An dieser Stelle häufig gehört ist der Einwurf, auf diese Weise kämen soziale Aspekte, käme das „Wir-Gefühl“ zu kurz. Völlig unberechtigt ist dieses Argument m. E. nicht, jedoch erscheint es mir keineswegs zwingend – womöglich können Formate wie Chat-Gruppen im Gegenteil einen zusätzlichen Zusammenhalt schaffen. Zudem könnte es sowieso empfehlenswert(er) sein, für die sozialen Aspekte der Gruppe dedizierte (Meeting‑)Formate zu schaffen und diese nicht beispielsweise mit einer riesigen Betriebsversammlung zu vermischen.
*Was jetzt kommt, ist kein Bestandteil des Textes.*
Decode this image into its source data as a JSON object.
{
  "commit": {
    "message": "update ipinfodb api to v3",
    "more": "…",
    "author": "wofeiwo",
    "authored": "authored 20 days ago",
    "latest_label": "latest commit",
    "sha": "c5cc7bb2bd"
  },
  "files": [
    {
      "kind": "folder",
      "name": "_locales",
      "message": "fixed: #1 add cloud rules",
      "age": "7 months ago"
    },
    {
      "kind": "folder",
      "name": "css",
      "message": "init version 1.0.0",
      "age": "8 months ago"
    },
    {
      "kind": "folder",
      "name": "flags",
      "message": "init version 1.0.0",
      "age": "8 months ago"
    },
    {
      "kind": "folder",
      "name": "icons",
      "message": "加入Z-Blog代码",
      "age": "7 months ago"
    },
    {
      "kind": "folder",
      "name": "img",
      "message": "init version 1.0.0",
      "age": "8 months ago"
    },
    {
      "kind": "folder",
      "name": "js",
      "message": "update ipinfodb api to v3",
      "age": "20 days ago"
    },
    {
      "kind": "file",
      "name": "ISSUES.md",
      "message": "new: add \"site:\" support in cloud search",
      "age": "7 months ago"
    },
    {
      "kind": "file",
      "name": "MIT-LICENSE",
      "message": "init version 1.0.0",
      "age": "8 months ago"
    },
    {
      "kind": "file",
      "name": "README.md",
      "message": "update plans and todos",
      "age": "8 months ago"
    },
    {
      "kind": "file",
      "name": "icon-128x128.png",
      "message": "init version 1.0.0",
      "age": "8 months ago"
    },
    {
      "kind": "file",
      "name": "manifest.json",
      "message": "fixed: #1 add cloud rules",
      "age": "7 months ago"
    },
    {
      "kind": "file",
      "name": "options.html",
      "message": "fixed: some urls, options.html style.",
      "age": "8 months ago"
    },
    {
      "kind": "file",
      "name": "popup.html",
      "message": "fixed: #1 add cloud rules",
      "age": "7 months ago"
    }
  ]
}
Betrachtet man Meetings als Ganzes und so, wie sie klassisch durchführt werden: Vermutlich nur wenige Besprechungen ließen sich asynchron durchführen. Erst, wenn man ein angedachtes Meeting in seine Einzelziele zerlegt und für jedes Ziel einzeln prüft, wie es am besten zu erreichen ist, wird es m. E. möglich, Teile der Besprechung ins Asynchrone zu verlagern – auf meist pro Ziel unterschiedliche Weisen. Idealerweise gelingt es dann auch, zu den einzelnen unterschiedlichen Formaten dediziert nur diejenigen einzuladen, die auch tatsächlich für die Zielerreichung relevant sind (vgl. hier). Das oder die dabei eventuell übrig bleibenden synchronen Meeting(s) kann man auf diese Weise nicht nur deutlich verkürzen, sondern häufig auch die Teilnehmerzahl massiv reduzieren – die Beteiligten werden aller Wahrscheinlichkeit nach sehr dankbar sein und Sie haben ganz nebenbei auch etwas gegen den Meeting-Teufelskreis (vgl. hier und hier) unternommen.